Sign outside the entrance to the Shell Covent Refinery in Covent, Louisiana. Wikimedia
The expected closure of a Shell Oil refinery in Convent, Louisiana could have disastrous impacts on local school systems because of local governments’ reliance on fossil fuels for tax revenue, The Advocate reported.
Public schools in St. James Parish could face a budget shortfall of nearly $14 million over the next year and a half, forcing teachers and other employees to lose their jobs and making class sizes bigger. The tax revenue losses are expected to come not just from the refinery itself but from reduced sales and other taxes driven by the refinery’s outsized impact on the local economy. Local advocates blamed the feared school cuts were “totally avoidable” and blamed the state government for “giv[ing] away hundreds of millions that Shell would’ve otherwise been paying in taxes.”
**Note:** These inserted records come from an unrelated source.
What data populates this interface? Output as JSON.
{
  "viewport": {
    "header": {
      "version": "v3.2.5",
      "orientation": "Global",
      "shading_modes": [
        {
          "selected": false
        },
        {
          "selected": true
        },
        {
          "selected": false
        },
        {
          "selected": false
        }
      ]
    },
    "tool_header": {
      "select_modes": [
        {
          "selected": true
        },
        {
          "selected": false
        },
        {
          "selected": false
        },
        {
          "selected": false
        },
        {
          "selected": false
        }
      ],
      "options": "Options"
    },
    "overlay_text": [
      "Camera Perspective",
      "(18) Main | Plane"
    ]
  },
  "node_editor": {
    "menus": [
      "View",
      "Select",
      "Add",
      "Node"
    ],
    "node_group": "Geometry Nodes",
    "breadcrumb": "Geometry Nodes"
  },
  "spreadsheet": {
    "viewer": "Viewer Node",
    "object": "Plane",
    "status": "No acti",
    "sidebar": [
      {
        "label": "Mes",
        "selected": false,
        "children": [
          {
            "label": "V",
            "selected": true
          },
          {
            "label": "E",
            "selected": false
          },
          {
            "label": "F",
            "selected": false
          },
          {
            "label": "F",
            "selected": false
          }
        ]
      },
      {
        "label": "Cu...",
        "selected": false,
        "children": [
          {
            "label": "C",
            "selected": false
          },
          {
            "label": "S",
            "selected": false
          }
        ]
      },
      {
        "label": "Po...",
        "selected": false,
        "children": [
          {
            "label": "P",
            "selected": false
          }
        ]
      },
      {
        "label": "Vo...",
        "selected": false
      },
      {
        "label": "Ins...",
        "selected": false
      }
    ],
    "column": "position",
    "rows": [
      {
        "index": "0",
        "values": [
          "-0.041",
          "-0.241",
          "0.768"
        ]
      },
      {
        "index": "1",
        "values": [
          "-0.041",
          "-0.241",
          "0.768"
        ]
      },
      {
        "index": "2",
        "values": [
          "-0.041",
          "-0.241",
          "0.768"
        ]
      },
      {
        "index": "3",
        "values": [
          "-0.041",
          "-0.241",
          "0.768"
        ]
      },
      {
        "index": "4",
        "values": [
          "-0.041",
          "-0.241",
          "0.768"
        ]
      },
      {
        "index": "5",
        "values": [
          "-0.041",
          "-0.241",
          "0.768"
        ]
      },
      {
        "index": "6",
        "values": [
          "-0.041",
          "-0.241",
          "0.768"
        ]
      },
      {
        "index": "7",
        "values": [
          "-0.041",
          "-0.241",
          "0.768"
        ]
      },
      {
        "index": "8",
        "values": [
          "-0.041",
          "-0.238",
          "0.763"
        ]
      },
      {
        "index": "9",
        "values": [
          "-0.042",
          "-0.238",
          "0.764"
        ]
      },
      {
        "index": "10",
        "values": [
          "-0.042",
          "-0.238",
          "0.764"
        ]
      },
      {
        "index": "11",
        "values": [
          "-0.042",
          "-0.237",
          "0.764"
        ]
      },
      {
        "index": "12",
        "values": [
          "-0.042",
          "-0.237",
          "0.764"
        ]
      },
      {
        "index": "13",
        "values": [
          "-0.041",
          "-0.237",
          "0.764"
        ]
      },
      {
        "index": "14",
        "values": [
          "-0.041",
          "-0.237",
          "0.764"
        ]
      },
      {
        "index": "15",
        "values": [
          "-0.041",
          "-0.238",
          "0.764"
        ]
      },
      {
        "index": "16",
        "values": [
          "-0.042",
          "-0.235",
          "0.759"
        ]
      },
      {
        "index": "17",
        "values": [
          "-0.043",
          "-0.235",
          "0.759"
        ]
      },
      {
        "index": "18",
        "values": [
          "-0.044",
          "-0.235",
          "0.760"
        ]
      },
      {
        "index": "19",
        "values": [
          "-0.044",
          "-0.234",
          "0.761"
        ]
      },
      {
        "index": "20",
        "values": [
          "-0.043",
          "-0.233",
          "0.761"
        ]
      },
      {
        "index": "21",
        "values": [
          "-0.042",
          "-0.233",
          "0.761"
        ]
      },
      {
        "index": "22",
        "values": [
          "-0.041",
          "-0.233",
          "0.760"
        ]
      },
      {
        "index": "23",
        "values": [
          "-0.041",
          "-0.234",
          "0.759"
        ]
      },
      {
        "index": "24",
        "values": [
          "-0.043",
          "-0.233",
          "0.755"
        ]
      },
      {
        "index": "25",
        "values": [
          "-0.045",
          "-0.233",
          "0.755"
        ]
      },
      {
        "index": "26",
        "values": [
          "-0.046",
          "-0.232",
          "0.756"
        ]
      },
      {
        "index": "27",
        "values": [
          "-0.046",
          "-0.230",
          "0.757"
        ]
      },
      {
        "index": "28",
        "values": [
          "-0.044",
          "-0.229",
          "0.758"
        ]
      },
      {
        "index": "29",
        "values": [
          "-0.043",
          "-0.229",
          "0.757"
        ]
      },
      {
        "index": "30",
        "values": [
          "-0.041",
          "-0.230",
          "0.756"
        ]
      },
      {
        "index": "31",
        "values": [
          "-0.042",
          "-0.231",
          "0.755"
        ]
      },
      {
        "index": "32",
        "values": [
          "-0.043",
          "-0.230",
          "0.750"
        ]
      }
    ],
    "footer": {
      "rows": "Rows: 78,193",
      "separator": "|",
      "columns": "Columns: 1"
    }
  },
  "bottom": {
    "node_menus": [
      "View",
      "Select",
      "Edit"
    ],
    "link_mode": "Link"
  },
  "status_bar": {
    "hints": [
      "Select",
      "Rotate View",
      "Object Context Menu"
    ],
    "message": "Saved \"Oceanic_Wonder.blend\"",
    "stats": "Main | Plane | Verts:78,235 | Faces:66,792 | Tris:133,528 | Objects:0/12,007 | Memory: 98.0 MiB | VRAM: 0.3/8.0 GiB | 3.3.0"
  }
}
This was totally avoidable. The state did not have to give away hundreds of millions that Shell would've otherwise been paying in taxes, and if business other than toxic industry got the same level of support from the state, St. James Parish would prosper. https://t.co/CBKILiG9sx
— Louisiana Bucket Brigade (@labucketbrigade) November 11, 2020
Louisiana is not alone in facing education cuts because of its reliance on fossil fuel revenue; earlier this year Wyoming faced revenue shortfalls equal to approximately the state’s entire education budget because of falling demand for oil and gas.